Aceptar ser candidato a la Rectoría de la UNAM significa un ejercicio profundo de autoevaluación, en el que se deben contestar dos preguntas. Una, si realmente se cuenta con el perfil idóneo para coordinar la vida académica de la Universidad en el momento histórico presente y también, si se cuenta con la aceptación general como la persona prudente, capaz de conjuntar la voluntad de la comunidad universitaria para construir un proyecto de desarrollo institucional, con base en el trabajo de los cuerpos colegiados, ya que la participación de la comunidad universitaria en el proceso de planeación, ocurre en el seno del Consejo Universitario.

En el actual proceso de cambio de Rectoría es imprescindible reconocer y valorar la aportación de un legado de estabilidad que deja la administración del dr.
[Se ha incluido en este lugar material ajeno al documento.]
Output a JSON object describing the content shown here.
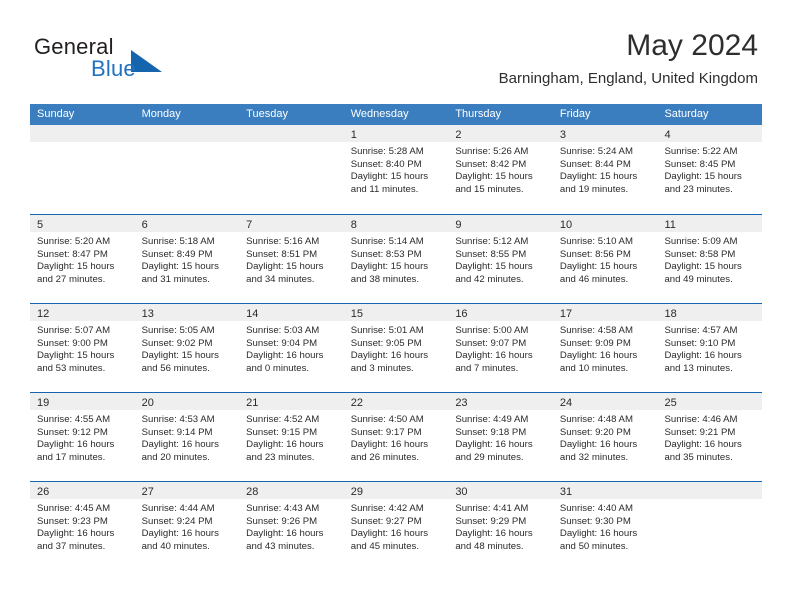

José Narro Robles y que es preciso conservar y fortalecer. Para ello, el nuevo rector deberá procurar resolver todos los asuntos de la Universidad a través del consenso con las autoridades colegiadas, deberá ser el garante de la acción armónica entre las demás autoridades universitarias y deberá mantener los asuntos laborales y académicos cada uno en su esfera para garantizar la tolerancia y sana convivencia en la comunidad universitaria compuesta por estudiantes, académicos y trabajadores.

Después de estas sesudas reflexiones, dejamos al catedrático sumido en profundas cavilaciones mientras continuábamos caminando hacia el Palacio de Iturbide para disfrutar de la espléndida exposición de ese arquitecto genial Mathias Goeritz y sus diseños vanguardistas, y de ahí cerrar el recorrido en museo de la Tolerancia a ver los horrores de los que es capaz la raza humana.